# New 210Rs



## conp435 (Nov 7, 2010)

Just picked up a new 210rs 10th anniversary from lakeshore rv loving it and saved allot of $ local dealers weren't even close to the price.


----------



## john7349 (Jan 13, 2008)

Congrats! Your going to have a great time with it.







:ibbanana:


----------



## jasonrebecca (Oct 30, 2007)

Congrats on the purchase and Welcome!
We love our 21rs


----------



## Oregon_Camper (Sep 13, 2004)

Welcome...Welcome...Welcome.

Glad you found us.









Congrats on the new Outback. You're going to LOVE it.


----------



## conp435 (Nov 7, 2010)

first trip next weekend to albany OR


----------



## topjudge (Feb 23, 2011)

conp435 said:


> Just picked up a new 210rs 10th anniversary from lakeshore rv loving it and saved allot of $ local dealers weren't even close to the price.

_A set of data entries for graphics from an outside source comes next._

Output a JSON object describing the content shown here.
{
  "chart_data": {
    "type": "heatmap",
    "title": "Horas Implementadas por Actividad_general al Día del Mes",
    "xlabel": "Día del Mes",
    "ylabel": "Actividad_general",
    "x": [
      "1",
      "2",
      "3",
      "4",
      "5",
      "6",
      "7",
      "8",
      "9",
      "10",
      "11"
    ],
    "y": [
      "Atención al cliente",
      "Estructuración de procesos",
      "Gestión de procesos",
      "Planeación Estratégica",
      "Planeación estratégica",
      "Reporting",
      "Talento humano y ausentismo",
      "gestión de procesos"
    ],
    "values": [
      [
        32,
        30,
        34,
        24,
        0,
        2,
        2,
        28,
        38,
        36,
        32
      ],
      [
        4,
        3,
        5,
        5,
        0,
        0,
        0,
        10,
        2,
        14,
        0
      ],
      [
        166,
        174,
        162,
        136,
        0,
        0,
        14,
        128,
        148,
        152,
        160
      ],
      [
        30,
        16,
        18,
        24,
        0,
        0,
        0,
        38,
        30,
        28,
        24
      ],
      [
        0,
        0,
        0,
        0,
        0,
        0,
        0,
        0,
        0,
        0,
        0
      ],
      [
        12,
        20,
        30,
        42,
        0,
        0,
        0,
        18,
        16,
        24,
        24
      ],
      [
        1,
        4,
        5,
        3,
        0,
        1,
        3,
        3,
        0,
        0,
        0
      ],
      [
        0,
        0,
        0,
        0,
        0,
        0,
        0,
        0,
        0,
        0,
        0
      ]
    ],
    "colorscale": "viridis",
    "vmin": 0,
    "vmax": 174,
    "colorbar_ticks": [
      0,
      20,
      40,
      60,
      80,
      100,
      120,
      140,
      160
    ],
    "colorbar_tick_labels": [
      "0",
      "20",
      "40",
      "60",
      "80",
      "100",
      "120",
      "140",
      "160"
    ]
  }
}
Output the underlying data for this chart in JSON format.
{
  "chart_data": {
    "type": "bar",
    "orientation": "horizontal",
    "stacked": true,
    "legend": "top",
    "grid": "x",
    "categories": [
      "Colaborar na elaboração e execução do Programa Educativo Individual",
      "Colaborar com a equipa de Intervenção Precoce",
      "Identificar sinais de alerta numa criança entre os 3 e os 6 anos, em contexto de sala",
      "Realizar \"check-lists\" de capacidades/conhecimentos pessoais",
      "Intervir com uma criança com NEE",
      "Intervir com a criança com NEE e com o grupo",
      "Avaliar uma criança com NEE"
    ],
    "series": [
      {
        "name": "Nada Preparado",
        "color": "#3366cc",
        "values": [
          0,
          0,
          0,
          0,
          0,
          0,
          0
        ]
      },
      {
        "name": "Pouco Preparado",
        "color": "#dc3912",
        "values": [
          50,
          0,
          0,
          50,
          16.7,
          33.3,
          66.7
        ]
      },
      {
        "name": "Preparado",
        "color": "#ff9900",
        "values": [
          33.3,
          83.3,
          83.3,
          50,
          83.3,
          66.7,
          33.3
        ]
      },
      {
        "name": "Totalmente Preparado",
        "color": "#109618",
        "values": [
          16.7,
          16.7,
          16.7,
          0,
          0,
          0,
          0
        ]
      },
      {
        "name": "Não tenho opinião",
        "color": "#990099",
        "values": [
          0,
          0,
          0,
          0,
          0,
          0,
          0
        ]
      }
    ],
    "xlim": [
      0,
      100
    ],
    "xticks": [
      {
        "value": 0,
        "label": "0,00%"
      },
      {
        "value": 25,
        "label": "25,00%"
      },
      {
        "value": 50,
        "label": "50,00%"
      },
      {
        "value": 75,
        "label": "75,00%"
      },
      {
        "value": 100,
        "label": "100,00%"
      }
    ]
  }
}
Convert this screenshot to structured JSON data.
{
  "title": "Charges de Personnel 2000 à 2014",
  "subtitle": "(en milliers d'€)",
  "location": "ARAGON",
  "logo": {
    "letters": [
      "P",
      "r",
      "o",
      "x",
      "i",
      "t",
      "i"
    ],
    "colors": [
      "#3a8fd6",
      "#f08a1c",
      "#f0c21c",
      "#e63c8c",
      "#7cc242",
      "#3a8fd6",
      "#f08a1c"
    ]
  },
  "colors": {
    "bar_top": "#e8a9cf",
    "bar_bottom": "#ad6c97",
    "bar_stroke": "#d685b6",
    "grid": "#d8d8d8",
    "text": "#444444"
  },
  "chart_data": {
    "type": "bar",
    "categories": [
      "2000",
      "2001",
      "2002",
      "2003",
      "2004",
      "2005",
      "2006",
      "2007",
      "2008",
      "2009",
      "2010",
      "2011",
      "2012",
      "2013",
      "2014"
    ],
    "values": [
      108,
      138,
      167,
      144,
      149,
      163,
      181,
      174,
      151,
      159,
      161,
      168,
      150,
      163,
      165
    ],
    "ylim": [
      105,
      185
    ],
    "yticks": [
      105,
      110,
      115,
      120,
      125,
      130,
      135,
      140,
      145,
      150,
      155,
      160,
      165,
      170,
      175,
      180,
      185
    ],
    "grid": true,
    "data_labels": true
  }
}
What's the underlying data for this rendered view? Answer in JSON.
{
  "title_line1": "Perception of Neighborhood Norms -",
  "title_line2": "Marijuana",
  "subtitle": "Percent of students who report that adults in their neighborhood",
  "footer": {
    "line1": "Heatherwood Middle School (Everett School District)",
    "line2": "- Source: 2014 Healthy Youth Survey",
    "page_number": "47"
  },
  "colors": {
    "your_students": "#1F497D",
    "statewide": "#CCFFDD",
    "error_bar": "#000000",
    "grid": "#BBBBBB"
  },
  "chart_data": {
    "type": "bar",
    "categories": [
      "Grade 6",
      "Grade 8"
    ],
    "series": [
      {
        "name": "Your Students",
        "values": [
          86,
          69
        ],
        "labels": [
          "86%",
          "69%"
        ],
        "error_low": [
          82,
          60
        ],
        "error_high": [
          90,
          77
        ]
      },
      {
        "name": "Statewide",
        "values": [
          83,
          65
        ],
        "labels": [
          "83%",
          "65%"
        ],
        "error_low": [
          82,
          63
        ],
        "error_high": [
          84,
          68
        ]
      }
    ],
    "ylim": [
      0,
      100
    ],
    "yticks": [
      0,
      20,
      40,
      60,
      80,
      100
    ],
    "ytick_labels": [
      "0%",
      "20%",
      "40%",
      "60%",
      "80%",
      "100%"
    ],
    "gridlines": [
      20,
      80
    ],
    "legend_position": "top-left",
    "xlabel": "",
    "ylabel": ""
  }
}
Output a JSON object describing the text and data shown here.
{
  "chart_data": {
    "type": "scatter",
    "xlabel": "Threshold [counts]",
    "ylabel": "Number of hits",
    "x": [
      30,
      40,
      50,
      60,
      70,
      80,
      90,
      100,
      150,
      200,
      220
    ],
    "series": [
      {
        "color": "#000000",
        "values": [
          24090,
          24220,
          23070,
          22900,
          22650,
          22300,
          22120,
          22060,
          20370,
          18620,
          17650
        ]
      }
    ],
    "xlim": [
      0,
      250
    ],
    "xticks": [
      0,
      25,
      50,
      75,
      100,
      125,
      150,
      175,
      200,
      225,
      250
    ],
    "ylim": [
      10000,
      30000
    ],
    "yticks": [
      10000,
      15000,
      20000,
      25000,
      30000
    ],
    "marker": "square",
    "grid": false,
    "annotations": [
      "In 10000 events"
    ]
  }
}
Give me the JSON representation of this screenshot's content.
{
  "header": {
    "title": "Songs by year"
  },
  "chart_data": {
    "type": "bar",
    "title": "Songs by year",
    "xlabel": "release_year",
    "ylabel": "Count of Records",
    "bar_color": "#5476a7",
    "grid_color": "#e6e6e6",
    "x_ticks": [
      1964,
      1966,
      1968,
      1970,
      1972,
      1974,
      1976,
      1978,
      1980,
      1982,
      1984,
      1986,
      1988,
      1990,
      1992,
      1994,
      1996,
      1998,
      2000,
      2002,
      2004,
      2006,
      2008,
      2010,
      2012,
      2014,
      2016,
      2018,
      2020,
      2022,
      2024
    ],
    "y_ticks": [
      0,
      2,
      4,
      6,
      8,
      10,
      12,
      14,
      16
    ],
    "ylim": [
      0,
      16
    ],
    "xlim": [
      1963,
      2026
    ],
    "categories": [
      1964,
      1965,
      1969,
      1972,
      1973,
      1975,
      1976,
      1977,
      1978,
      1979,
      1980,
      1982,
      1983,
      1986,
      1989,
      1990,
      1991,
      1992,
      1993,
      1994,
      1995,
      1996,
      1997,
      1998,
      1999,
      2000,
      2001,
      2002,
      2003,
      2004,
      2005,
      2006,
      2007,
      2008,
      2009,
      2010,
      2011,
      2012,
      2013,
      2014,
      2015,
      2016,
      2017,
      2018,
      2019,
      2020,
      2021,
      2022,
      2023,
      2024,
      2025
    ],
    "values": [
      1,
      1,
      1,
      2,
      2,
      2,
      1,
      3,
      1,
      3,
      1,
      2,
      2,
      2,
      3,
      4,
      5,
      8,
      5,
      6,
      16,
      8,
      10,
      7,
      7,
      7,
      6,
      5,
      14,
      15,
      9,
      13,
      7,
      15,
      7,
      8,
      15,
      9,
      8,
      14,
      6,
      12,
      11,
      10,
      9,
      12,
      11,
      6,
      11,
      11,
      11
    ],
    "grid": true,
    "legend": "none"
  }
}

We are leaving next week (May 27) from North Idaho and driving all the way to Holman to pick up our 2012 210RS. Long drive but worth it. Will be vacationing in the Black Hills of South Dakota on the way back.


----------



## conp435 (Nov 7, 2010)

You going 90 all the way? getting off 90 at billings and going thru N Dakota to fargo and then down is allot nicer drive. S Dakota and wyoming have allot of elevation changes







works out to be about the same miles. Also the tolls roads in Illinois suck I avoided them on the way back.


----------